Le chef adjoint du Département de la protection des forêts, Nguyen Anh Tuan, a également donné une réponse similaire lorsqu'on l'a interrogé. Selon M. Tuan, en vertu de l'article 12 de la circulaire n° 26/TT-BNNPTNT, pour les espèces d'arbres portant le même nom que des essences forestières naturelles, telles que le Săng lẻ, le Lim, le Lát…, plantées dans les jardins familiaux ou dispersées sur les terres forestières de production attribuées aux ménages, les personnes concernées doivent, lors de leur récolte, constituer un dossier conforme au formulaire fourni par le ministère de l'Agriculture et du Développement rural et joint à la circulaire n° 26/TT-BNNPTNT, puis le transmettre à l'agence locale de protection des forêts.

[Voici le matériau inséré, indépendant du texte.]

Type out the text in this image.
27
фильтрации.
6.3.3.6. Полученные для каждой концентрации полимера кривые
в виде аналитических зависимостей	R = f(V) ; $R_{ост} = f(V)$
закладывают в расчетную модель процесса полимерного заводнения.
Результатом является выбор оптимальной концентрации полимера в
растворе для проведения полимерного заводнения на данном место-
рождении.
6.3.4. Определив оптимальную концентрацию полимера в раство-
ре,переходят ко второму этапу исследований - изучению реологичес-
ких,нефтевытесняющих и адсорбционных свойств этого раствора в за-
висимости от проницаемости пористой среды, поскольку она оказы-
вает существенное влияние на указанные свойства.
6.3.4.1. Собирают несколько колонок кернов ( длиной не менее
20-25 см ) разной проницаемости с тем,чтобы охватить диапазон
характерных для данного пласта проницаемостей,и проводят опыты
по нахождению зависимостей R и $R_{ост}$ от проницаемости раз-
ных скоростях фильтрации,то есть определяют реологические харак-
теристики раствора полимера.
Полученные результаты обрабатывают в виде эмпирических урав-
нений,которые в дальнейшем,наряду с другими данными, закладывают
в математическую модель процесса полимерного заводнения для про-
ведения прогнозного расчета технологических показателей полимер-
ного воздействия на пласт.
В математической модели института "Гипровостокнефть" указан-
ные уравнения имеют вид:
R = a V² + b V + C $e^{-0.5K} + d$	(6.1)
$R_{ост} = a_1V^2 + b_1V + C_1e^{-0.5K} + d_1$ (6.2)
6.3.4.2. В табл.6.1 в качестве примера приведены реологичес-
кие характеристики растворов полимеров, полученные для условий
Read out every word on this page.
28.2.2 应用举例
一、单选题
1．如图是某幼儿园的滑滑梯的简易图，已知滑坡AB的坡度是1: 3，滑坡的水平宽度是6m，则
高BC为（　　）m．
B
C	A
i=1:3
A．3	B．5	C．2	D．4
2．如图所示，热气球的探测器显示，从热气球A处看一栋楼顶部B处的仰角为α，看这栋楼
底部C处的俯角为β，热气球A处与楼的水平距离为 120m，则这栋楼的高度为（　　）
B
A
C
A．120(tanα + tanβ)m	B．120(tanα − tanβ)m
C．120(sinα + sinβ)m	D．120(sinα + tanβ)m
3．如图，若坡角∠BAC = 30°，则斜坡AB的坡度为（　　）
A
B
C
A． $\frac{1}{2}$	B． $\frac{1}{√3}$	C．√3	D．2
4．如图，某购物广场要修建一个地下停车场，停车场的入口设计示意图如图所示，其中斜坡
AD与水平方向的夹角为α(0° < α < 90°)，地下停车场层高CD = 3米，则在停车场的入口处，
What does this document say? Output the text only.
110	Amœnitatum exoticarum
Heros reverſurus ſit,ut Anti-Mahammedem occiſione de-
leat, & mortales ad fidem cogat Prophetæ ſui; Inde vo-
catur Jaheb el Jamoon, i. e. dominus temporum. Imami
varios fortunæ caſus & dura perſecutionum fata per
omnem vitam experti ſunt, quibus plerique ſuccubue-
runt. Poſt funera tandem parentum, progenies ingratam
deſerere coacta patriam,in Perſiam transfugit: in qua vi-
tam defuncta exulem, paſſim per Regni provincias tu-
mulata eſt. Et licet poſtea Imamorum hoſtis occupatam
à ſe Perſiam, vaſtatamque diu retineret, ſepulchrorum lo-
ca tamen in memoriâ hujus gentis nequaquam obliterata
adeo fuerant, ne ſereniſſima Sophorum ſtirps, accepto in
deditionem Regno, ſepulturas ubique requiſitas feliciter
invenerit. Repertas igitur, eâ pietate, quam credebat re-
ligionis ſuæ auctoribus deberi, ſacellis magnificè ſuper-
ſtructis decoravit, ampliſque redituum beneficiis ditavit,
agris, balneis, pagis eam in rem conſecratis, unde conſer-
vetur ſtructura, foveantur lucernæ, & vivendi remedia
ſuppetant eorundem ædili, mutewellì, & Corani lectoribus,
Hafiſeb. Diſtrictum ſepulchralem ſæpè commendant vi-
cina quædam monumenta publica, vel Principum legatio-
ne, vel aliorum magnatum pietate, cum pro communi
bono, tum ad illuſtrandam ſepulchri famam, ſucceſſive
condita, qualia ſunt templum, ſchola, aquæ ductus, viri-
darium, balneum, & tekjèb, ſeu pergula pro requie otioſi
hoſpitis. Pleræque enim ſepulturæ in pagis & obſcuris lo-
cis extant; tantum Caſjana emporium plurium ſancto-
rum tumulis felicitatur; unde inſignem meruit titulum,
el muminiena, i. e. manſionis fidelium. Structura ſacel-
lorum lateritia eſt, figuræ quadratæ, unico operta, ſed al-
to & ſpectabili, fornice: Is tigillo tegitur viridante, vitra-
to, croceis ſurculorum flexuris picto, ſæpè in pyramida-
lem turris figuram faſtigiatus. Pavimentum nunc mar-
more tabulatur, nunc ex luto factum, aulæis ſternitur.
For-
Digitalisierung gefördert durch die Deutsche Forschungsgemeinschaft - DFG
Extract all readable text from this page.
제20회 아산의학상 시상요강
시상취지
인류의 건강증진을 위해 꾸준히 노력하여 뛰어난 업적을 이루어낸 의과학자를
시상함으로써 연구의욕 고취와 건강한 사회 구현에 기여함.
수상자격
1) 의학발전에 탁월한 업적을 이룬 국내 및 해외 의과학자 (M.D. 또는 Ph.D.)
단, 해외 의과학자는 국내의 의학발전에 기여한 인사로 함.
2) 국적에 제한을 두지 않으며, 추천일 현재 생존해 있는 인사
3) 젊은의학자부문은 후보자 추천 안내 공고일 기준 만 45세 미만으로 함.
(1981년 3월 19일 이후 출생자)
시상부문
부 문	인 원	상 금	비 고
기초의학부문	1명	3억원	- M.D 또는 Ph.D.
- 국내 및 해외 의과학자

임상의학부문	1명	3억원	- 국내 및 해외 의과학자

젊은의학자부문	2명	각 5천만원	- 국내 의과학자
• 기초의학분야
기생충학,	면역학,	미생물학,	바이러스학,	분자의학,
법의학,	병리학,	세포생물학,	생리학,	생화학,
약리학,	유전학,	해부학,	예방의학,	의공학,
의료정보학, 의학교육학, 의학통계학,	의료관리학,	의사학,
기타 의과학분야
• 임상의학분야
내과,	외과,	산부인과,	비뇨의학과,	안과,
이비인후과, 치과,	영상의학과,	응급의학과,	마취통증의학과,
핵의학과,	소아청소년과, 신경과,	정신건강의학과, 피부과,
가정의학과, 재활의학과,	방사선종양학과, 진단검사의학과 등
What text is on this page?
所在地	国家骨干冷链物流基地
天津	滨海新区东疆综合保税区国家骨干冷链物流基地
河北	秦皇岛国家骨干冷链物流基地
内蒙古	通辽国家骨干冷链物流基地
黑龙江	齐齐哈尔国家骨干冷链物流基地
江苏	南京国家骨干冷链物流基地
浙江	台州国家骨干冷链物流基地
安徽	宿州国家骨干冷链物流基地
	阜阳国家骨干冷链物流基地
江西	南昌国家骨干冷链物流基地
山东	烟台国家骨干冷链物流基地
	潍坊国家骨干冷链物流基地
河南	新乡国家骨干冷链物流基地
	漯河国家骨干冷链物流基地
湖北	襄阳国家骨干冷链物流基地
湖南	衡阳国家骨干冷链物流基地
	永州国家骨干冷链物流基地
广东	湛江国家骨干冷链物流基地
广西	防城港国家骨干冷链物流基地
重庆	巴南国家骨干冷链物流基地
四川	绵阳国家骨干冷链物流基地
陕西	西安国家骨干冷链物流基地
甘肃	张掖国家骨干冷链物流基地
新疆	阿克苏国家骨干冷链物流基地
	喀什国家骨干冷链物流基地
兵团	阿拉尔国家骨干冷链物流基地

Lors d'une discussion avec Nguyen Anh Tuan, chef adjoint du Département de la protection des forêts, un constat s'est imposé : les autorités locales ne maîtrisent pas encore pleinement les dispositions de la circulaire n° 26/TT-BNNPTNT, ce qui engendre des difficultés à informer les habitants. Selon M. Tuan, cette circulaire étant entrée en vigueur récemment, ni les autorités locales ni la population ne la connaissent encore parfaitement. « S'agissant d'une nouvelle réglementation, cette situation est inévitable, d'autant plus que même les autorités provinciales n'ont reçu que récemment la formation du gouvernement central. Nous sommes conscients que, dans les prochains mois, nous devrons concentrer nos efforts sur la diffusion de l'information afin de garantir la mise en œuvre effective de la circulaire n° 26/TT-BNNPTNT… », a déclaré M. Tuan.
J'ai fait part de ce que j'avais entendu concernant les dispositions de l'article 12 de la circulaire n° 26/TT-BNNPTNT aux autorités compétentes de la commune de Thach Ngan, en leur demandant des éclaircissements sur les préoccupations soulevées par Mme Vi Thi Hanh. Peu après, elles m'ont informé avoir accompagné la famille de Mme Vi Thi Hanh dans la compréhension et le respect des procédures de préparation des documents et d'exploitation des produits forestiers, conformément à la réglementation.